And its even going to be cheaper if you are doing many units. :brows:


----------



## zwodubber (Feb 24, 2011)

It must be cost effective as we have been doing retrofits like crazy lately. We were subbed by a company that does the walkthrough and proposal, and then drops al material on site and we install. They have 9 more lined up already, anywhere from 40 to 200+ fixtures.

I'm stuck on this one at a U-haul because we currently have no data jobs 

I'm not really into repetitive lighting jobs, but you gotta do what the boss says...


Material provided by consultant. This one is a T12 to T8 swap.




















2 hallways with existing 8' T12's


----------



## joe cool (Jun 4, 2009)

Cletis said:


> I'm not sure why you would want to do that. Why don't you just buy the kit's with tomestones pre-wired and get the miro 4 reflectors for only $30? Tomestones become very brittle and the metal springs get weak and lots are pitted, especially after 10 or more years. Furthermore, the new miro 4 reflectors redirect approx~ 95% of the light downward v.s. approx ~ 80% if you don't replace and they also redirect heat a bit away from ballast increasing the lifespan a bit more.

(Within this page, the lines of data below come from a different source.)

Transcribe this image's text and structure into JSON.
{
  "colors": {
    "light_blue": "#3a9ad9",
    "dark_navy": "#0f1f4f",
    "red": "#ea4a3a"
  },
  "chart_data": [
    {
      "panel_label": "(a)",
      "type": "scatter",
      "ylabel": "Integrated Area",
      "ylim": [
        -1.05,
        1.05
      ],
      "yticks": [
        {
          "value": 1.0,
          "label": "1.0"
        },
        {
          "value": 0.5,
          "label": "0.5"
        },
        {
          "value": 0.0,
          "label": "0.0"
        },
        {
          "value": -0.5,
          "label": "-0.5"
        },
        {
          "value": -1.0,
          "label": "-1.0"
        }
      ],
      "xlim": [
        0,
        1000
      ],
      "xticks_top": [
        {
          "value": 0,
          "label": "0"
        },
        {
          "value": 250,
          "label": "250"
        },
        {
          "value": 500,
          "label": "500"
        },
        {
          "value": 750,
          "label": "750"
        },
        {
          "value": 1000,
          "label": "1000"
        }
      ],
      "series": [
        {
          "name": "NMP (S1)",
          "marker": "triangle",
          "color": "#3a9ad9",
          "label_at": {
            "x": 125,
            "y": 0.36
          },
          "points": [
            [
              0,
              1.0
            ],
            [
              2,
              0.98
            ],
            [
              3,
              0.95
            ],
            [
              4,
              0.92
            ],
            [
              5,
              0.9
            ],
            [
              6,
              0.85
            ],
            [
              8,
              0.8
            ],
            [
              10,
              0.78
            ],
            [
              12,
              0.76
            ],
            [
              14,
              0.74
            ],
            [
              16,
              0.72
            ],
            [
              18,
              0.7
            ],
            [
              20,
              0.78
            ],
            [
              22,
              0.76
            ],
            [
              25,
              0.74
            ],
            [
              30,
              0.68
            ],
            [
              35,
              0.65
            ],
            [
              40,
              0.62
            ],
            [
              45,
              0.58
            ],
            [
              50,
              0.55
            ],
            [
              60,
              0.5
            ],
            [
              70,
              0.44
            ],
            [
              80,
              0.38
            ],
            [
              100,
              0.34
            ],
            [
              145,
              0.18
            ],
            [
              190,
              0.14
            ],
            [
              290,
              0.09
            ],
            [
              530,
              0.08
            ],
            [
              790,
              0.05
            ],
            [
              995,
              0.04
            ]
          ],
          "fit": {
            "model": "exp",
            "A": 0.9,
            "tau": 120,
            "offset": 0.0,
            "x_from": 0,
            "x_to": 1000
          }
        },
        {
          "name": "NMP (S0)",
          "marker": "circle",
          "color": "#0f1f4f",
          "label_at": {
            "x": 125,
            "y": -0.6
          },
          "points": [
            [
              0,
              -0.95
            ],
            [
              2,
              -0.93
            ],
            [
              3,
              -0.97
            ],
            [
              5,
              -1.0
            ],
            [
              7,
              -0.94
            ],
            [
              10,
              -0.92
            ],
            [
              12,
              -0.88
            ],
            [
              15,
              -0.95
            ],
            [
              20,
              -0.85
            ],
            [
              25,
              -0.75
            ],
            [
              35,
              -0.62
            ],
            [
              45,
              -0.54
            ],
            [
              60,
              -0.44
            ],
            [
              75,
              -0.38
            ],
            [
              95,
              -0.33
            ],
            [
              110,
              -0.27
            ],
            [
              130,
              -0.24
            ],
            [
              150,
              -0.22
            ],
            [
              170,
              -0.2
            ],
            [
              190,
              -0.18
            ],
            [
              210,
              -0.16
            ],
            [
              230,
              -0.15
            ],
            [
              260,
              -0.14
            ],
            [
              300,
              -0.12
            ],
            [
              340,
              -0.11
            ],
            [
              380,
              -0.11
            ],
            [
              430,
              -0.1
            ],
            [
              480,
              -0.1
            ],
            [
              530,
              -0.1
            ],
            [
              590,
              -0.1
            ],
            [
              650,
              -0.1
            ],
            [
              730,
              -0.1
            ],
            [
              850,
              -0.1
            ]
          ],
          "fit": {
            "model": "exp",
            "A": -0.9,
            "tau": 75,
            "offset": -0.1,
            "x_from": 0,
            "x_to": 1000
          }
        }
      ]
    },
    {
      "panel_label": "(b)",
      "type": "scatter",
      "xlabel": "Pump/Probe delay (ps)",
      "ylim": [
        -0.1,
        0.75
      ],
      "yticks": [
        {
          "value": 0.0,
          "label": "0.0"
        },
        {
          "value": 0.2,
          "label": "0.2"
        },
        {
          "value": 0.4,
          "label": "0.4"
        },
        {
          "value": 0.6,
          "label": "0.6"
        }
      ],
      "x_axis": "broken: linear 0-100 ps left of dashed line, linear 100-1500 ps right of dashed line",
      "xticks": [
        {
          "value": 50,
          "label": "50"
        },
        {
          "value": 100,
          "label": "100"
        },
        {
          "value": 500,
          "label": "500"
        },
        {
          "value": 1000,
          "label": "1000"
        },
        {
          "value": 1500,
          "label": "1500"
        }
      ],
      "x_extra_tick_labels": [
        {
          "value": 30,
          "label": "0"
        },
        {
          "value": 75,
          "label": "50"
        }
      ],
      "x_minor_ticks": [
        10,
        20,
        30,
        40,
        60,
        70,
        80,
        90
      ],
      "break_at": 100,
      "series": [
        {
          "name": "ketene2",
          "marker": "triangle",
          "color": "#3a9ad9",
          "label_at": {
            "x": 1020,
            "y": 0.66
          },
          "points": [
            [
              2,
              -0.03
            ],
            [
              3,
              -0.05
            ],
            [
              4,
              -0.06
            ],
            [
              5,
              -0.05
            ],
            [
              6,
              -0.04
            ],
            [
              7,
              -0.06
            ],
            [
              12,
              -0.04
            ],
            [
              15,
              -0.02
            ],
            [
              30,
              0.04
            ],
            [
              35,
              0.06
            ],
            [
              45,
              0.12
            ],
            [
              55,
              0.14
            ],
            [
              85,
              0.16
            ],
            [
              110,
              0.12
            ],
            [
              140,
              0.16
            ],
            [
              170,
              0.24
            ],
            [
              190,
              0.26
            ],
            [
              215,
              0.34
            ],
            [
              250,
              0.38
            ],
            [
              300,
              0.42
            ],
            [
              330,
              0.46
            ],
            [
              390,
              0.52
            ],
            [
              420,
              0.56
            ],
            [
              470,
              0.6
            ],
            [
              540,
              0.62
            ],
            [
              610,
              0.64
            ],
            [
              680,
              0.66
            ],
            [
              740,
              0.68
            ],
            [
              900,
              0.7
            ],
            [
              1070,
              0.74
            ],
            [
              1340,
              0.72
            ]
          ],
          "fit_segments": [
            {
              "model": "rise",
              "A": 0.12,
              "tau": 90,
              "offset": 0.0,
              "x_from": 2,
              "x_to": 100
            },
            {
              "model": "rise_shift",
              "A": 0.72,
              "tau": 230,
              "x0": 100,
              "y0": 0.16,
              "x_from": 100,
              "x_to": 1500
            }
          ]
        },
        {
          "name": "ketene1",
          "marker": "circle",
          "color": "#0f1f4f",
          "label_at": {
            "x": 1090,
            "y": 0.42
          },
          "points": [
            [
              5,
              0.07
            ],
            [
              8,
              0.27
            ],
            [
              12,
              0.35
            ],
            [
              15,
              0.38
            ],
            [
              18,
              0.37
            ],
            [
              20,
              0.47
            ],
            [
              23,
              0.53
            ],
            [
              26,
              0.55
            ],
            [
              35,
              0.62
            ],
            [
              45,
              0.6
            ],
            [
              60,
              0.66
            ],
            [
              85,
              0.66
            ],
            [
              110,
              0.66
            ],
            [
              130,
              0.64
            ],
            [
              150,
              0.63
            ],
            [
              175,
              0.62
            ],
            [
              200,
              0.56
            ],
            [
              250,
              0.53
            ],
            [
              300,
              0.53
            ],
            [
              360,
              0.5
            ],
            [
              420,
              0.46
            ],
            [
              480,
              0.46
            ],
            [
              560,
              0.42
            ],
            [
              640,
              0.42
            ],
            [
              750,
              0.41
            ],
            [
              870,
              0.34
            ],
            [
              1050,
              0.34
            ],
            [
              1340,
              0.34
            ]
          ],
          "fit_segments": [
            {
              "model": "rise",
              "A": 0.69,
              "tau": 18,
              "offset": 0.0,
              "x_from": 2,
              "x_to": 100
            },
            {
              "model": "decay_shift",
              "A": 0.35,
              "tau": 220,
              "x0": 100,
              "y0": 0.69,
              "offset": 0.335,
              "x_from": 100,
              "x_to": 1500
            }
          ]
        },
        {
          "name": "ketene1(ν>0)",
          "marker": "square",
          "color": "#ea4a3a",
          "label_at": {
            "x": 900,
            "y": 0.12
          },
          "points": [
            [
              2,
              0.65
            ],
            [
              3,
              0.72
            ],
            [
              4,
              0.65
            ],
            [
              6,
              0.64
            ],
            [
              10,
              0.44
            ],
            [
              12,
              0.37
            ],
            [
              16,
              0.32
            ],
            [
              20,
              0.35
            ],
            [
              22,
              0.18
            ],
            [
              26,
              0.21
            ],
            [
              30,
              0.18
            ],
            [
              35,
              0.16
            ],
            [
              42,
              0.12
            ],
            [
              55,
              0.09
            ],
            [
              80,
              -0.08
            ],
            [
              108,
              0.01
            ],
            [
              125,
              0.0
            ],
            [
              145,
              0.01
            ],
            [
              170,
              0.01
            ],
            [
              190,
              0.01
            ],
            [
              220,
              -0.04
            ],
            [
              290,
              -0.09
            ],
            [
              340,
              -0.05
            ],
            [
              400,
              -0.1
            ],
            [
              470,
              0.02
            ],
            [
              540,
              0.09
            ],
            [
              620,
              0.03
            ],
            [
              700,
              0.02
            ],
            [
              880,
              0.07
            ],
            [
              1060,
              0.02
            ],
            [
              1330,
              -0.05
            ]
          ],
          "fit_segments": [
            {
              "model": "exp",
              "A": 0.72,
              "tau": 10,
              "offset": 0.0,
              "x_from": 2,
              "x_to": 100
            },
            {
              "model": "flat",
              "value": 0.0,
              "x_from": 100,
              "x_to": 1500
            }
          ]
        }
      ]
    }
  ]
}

We do primarily high volume low budget jobs like public schools. If we spent all the money on prewired tombstones and reflectors there wouldn't be anything left for us...
We have to be at the $35-$45 per fixture level to get these jobs. But they make up for it in volume. Recently won a bid for 9300 fixtures. Materials cost of just below $100k. No room for new reflectors there.


----------